EU antitrust regulators have asked Google’s rivals if the internet search giant unfairly demotes local search competitors, according to a questionnaire seen by Reuters, a move which could lead to a fourth case against the Alphabet (GOOGL.O) unit.

Google has been fined a total 6.76 billion euros ($7.7 billion) in the last 17 months for favoring its comparison shopping service and for using its dominant Android mobile operating system to reinforce its search engine market power.

The European Commission, which took the world’s most popular internet search engine to task for these two anti-competitive practices, is wrapping up a third case which involves Google’s AdSense advertising service.

The EU competition authority’s interest in local search services followed a complaint by U.S. search and advertising company Yelp (YELP.N) and rivals in the travel, restaurant and accommodation industries.

Regulators also wanted to know if rivals experienced an impact in the operation of their local services as a result of major search algorithm changes by Google, including the introduction of its Panda 4.0 algorithm.

Introduced in 2014, this algorithm determines what appears in Google search results.

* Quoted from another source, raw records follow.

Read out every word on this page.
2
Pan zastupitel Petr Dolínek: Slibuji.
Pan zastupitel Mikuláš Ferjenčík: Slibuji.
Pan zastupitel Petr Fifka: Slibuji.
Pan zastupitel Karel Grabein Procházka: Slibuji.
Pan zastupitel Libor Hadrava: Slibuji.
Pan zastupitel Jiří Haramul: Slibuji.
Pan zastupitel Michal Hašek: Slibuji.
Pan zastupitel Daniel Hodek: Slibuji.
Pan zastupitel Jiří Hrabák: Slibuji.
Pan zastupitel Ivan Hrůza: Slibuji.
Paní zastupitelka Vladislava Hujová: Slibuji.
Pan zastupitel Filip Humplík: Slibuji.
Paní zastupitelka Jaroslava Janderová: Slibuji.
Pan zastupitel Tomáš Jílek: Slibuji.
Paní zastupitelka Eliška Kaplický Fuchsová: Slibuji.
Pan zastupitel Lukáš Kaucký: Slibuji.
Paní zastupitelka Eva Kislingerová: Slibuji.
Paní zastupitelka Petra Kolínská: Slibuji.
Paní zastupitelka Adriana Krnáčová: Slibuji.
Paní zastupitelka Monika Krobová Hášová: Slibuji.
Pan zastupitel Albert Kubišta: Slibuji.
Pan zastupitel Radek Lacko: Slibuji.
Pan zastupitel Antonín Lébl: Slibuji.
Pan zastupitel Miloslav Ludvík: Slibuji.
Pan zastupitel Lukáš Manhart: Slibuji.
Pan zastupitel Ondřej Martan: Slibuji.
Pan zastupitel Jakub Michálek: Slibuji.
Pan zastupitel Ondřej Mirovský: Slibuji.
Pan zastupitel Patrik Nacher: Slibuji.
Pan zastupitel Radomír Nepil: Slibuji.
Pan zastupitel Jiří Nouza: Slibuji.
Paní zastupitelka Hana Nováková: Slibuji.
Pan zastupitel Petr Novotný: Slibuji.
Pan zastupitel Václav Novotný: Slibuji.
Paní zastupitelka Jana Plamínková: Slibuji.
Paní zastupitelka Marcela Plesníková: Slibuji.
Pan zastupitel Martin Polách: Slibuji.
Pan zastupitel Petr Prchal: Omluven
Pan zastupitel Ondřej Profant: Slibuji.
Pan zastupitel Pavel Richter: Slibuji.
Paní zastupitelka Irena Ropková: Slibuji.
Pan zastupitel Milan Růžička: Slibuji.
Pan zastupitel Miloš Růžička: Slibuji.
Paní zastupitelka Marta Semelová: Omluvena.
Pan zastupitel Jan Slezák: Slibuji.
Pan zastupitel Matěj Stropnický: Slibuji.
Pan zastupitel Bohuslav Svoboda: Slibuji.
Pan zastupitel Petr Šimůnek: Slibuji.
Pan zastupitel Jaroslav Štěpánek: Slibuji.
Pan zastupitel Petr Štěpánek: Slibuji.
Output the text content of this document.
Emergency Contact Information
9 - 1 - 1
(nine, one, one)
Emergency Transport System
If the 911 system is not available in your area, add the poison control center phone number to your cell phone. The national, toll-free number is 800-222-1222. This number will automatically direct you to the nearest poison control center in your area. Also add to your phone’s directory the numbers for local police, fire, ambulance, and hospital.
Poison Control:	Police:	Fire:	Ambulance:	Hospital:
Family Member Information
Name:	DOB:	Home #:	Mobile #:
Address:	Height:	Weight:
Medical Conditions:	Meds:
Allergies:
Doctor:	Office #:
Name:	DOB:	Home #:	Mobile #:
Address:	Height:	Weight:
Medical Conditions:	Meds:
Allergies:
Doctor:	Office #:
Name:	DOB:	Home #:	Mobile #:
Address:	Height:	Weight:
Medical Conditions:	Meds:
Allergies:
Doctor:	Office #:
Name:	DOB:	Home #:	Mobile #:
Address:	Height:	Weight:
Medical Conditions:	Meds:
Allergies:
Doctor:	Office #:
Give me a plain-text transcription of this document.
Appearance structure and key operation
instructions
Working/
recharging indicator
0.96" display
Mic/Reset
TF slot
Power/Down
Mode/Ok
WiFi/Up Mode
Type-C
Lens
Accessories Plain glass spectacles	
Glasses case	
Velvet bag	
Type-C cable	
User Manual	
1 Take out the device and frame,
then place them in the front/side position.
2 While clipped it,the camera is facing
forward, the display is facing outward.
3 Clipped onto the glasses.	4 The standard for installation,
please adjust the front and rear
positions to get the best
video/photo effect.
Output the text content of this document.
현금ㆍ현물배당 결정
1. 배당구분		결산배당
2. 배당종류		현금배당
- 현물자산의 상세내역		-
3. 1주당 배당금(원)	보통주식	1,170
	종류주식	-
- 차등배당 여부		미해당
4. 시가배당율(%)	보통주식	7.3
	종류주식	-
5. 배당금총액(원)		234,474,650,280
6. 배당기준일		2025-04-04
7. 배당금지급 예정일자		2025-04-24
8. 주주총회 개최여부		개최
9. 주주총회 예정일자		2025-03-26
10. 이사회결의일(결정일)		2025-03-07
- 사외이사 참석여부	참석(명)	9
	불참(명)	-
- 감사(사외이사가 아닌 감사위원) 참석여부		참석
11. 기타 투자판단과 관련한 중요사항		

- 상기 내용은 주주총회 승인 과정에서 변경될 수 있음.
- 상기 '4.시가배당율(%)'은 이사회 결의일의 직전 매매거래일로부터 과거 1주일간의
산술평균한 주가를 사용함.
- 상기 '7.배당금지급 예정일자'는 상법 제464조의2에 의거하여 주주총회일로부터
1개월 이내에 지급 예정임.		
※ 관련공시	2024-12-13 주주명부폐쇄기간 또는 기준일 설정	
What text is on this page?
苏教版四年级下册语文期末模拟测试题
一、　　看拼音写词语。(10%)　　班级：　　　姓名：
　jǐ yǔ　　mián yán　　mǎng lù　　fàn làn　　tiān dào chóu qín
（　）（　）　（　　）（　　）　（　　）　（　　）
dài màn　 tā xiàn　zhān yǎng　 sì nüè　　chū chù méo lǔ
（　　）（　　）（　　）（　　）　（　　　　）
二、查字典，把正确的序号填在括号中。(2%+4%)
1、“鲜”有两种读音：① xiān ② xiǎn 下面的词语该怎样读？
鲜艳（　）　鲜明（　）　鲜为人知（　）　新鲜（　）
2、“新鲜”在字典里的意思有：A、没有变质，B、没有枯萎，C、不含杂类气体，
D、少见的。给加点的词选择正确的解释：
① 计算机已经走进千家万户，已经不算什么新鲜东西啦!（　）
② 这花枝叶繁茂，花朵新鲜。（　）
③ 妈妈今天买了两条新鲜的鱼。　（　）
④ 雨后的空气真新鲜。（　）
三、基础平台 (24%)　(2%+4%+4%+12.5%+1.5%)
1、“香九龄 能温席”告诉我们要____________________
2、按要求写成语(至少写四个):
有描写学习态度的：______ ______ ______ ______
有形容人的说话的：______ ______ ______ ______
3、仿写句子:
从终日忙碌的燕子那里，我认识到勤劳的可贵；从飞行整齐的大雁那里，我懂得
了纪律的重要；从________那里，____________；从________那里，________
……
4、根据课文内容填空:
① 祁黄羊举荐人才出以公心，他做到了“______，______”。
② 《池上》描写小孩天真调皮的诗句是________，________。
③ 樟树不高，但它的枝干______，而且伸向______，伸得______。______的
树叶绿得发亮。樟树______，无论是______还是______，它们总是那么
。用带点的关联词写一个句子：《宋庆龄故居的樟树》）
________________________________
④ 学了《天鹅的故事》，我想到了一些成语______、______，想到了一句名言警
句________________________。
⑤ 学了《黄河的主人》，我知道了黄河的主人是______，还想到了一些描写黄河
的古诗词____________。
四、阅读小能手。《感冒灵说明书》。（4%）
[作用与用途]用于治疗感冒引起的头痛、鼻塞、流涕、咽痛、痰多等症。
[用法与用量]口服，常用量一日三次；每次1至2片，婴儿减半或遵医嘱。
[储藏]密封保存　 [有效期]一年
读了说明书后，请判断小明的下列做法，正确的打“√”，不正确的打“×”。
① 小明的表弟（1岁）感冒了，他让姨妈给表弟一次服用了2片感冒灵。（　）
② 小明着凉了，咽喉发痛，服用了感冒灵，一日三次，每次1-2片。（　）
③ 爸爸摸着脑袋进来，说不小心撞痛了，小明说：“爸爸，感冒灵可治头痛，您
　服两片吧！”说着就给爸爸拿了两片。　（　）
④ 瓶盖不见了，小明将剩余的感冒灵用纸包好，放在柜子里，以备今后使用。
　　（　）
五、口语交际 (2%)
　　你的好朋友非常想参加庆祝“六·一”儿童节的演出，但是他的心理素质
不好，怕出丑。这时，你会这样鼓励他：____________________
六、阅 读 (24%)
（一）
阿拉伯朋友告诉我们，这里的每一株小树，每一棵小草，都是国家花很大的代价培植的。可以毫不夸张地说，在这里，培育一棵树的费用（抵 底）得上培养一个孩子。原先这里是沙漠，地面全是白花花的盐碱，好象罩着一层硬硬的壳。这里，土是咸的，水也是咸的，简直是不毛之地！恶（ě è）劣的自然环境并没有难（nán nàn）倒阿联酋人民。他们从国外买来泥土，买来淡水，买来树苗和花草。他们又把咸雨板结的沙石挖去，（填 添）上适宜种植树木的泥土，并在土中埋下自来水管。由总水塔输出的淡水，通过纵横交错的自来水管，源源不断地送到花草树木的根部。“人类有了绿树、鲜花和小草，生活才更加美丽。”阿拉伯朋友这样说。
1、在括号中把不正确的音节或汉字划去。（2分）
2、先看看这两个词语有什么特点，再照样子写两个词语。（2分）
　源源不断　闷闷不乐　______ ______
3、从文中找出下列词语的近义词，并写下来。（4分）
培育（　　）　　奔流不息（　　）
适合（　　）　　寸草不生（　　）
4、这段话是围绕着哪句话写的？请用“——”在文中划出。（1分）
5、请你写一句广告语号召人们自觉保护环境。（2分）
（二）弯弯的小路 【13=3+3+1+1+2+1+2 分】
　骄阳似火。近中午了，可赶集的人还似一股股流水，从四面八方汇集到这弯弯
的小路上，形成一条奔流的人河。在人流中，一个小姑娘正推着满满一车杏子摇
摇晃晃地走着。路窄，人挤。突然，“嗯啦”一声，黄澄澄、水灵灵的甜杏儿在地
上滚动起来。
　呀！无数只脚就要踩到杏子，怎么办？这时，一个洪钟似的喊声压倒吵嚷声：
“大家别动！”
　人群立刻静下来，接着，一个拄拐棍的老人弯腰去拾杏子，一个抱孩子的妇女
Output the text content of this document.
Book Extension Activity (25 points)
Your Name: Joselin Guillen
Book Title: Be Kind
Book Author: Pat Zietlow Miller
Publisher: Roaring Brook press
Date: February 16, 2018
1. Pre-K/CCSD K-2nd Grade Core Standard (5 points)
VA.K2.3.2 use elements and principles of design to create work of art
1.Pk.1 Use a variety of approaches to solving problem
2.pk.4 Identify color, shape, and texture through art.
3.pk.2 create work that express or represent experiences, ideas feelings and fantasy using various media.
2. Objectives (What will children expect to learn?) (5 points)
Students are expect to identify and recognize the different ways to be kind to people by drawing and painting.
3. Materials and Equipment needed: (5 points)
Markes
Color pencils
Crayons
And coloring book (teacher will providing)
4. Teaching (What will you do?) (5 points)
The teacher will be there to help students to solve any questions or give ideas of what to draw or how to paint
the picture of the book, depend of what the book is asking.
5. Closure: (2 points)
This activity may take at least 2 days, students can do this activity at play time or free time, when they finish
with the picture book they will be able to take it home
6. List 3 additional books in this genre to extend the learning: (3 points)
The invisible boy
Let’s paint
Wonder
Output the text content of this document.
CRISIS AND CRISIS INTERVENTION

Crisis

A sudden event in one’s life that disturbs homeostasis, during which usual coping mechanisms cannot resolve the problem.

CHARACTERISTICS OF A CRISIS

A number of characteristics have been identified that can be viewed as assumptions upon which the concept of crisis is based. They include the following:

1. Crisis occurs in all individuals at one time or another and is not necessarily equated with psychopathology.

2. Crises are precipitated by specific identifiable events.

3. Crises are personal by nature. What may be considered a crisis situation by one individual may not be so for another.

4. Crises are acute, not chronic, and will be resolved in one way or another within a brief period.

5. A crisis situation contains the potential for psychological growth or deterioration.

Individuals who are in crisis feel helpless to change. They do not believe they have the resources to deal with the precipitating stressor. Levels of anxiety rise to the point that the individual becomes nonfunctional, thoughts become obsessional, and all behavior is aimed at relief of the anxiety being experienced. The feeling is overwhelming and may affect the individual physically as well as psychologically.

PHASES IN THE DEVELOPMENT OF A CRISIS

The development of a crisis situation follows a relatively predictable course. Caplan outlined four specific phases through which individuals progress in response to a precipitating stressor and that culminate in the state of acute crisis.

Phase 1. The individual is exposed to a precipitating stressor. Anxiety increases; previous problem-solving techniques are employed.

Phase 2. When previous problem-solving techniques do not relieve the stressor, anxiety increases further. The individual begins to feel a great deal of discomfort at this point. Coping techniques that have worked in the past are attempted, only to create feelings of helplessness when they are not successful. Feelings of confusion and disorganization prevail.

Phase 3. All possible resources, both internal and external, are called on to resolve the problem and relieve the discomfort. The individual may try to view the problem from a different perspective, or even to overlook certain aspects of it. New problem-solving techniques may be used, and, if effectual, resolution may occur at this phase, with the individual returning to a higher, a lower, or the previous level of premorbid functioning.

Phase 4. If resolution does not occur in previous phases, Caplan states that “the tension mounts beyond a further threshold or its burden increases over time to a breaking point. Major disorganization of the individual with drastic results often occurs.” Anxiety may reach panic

I mean, yeah, okay – whatever.

But what I’m more concerned about is the fact that Google has a political agenda which they are forwarding.

Daily Caller:

Google employees debated whether to bury conservative media outlets in the company’s search function as a response to President Donald Trump’s election in 2016, internal Google communications obtained by The Daily Caller News Foundation reveal.

The Daily Caller and Breitbart were specifically singled out as outlets to potentially bury, the communications reveal.

Trump’s election in 2016 shocked many Google employees, who had been counting on Democratic nominee Hillary Clinton to win.

Communications obtained by TheDCNF show that internal Google discussions went beyond expressing remorse over Clinton’s loss to actually discussing ways Google could prevent Trump from winning again.

“This was an election of false equivalencies, and Google, sadly, had a hand in it,” Google engineer Scott Byer wrote in a Nov. 9, 2016, post reviewed by TheDCNF.

Byer falsely labeled The Daily Caller and Breitbart as “opinion blogs” and urged his coworkers to reduce their visibility in search results.

“How many times did you see the Election now card with items from opinion blogs (Breitbart, Daily Caller) elevated next to legitimate news organizations? That’s something that can and should be fixed,” Byer wrote.

“I think we have a responsibility to expose the quality and truthfulness of sources – because not doing so hides real information under loud noises,” he continued.

“Beyond that, let’s concentrate on teaching critical thinking. A little bit of that would go a long way. Let’s make sure that we reverse things in four years – demographics will be on our side.”

lol imagine a Republican group talking about “demographics will be on our side.”

That is literal Nazism.

But yeah as far as manipulating search results to favor their favored politicians – again it’s like, why would they not do that?

You have a situation where the most powerful company in the world is allowed to do whatever they want with no consequences, and the US government is simply expecting them to behave like upstanding gentlemen. And there is no definition of “upstanding gentlemen.”

So it’s basically just the US government telling Google they can do whatever the hell they want, there won’t be any consequences. They won’t even enforce basic antitrust laws like the EU is attempting to do.

This gets into the argument of like, blaming the migrants for crossing the border. No one is actually blaming the migrants for trying to get into America – if they’re allowed, then why would they not do so? People want the government to tell them they’re not allowed.

Just so with Google.

Anyone should always be assumed to be acting in their own best interests, and if those own best interests conflict with the general health of the general society, then it should be on the government to figure that situation out.

I don’t even think Google should be subjected to antitrust. I think this is a natural monopoly, which should be regulated as all other natural monopolies have been regulated throughout American history.